Ekkamai is cool: plenty of room for expansion, and equidistant for practically everyone.
But still a tad obvious for a night out on Sukhumvit.
Or perhaps some might prefer going downtown.
Soi 11, for instance.
Levels, Sugar, Zanzibar: 11 is a hip oasis resting in the murky shallows of the downtown red light zone.
The legendary Checkinn99 cabaret bar has also just relocated here, above Zak’s, on this most buzzing of Sukhumvit’s sois.
Have your wits about you in this part of town and be prepared to be approached by creatures of all persuasions, and beware, that woman locomoting down lower Sukhumvit may not be all she seems, buddy.

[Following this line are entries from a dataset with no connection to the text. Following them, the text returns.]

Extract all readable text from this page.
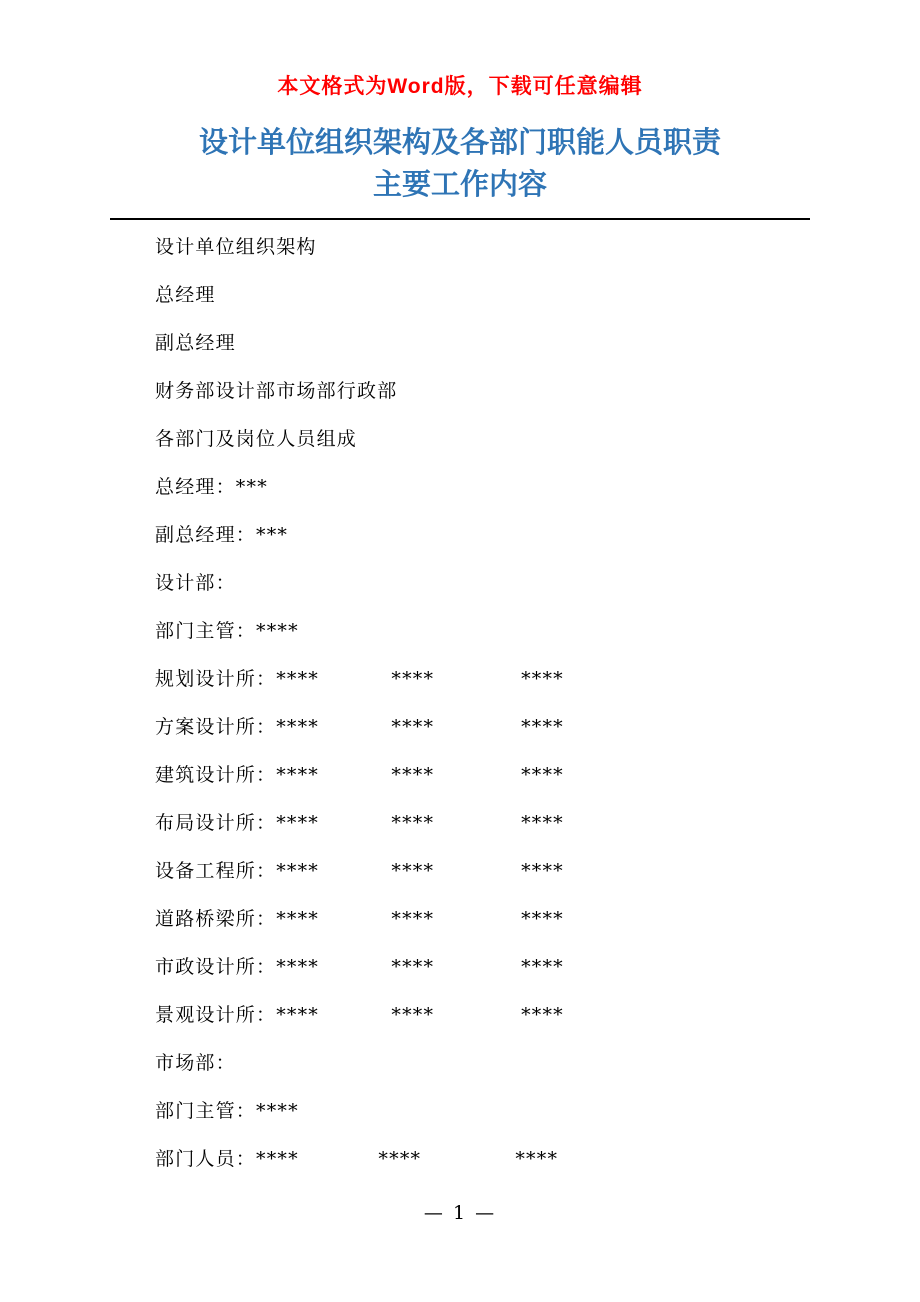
本文格式为Word版，下载可任意编辑
设计单位组织架构及各部门职能人员职责
主要工作内容

设计单位组织架构

总经理

副总经理

财务部设计部市场部行政部

各部门及岗位人员组成

总经理：***

副总经理：***

设计部：

部门主管：****

规划设计所：****          ****            ****

方案设计所：****          ****            ****

建筑设计所：****          ****            ****

布局设计所：****          ****            ****

设备工程所：****          ****            ****

道路桥梁所：****          ****            ****

市政设计所：****          ****            ****

景观设计所：****          ****            ****

市场部：

部门主管：****

部门人员：****           ****             ****

— 1 —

For the hedonist and the pro-curious, there are Sois 23 and 4.
I’ll lump these two together because they both offer the same thing — sex — for mainly Japanese businessmen and drunken Western tourists.
Cowboy on 23 is definitely worth a visit for any expat or traveler, if only to take in what can only be the most neon lights in one small strip on a road in the world.
Soi 4, in Nana, is more gaudy and decadent: not for the weak hearted or the lone female visitor.
Some braver souls may lean towards Soi 22, although since the demise of that legendary venue the Overground there seems little reason to visit here after hours. Unless anthropological urges lead one to explore that labyrinthine plaza full of girly bars and late night pool playing joints…
It is all a bit dark and desperate to be honest, but on the upside most bars let you select the soundtracks through YouTube link ups.
For a real blast from the not so distant past, why not check out Soi 33 – The Street of Dead Artists – so named for the bars that line the street. Renoir, Monet, etc: many of these hostess joints are now closed or closing, but it is worth a wander for the international restaurants that nestle between the massage shops and cocktail bars.
Not sure how long this street will remain as it stands today. Worth visiting for the Tenderloins restaurant.
But for something much more low-key, Soi 71 — or Pridi Phanomyong — ticks all the essential boxes. There’s much more to explore than the popular W District along this busy Bangkok road.
Soi 71 is one of Sukhumvit’s longest; sliding up from Phra Khanong and traveling all the way up, past the train tracks before becoming Ramkhamhaeng Road, which carries on further still to Minburi and up to Siam Water Park.
At the mouth of the soi, on Sukhumvit Road, you will find shops selling homemade perfume, Indian restaurants, wholesalers, spice dealers. There’s a German coffee shop and several quality Japanese restaurants. There’s art studios and markets of interest. There’s even a sky bar Cielo here.
But if it is dancing and discos you require you’ve probably travelled too far along the road.
But don’t take my jaded word for it.
What are your favorite Sukhumvit sois?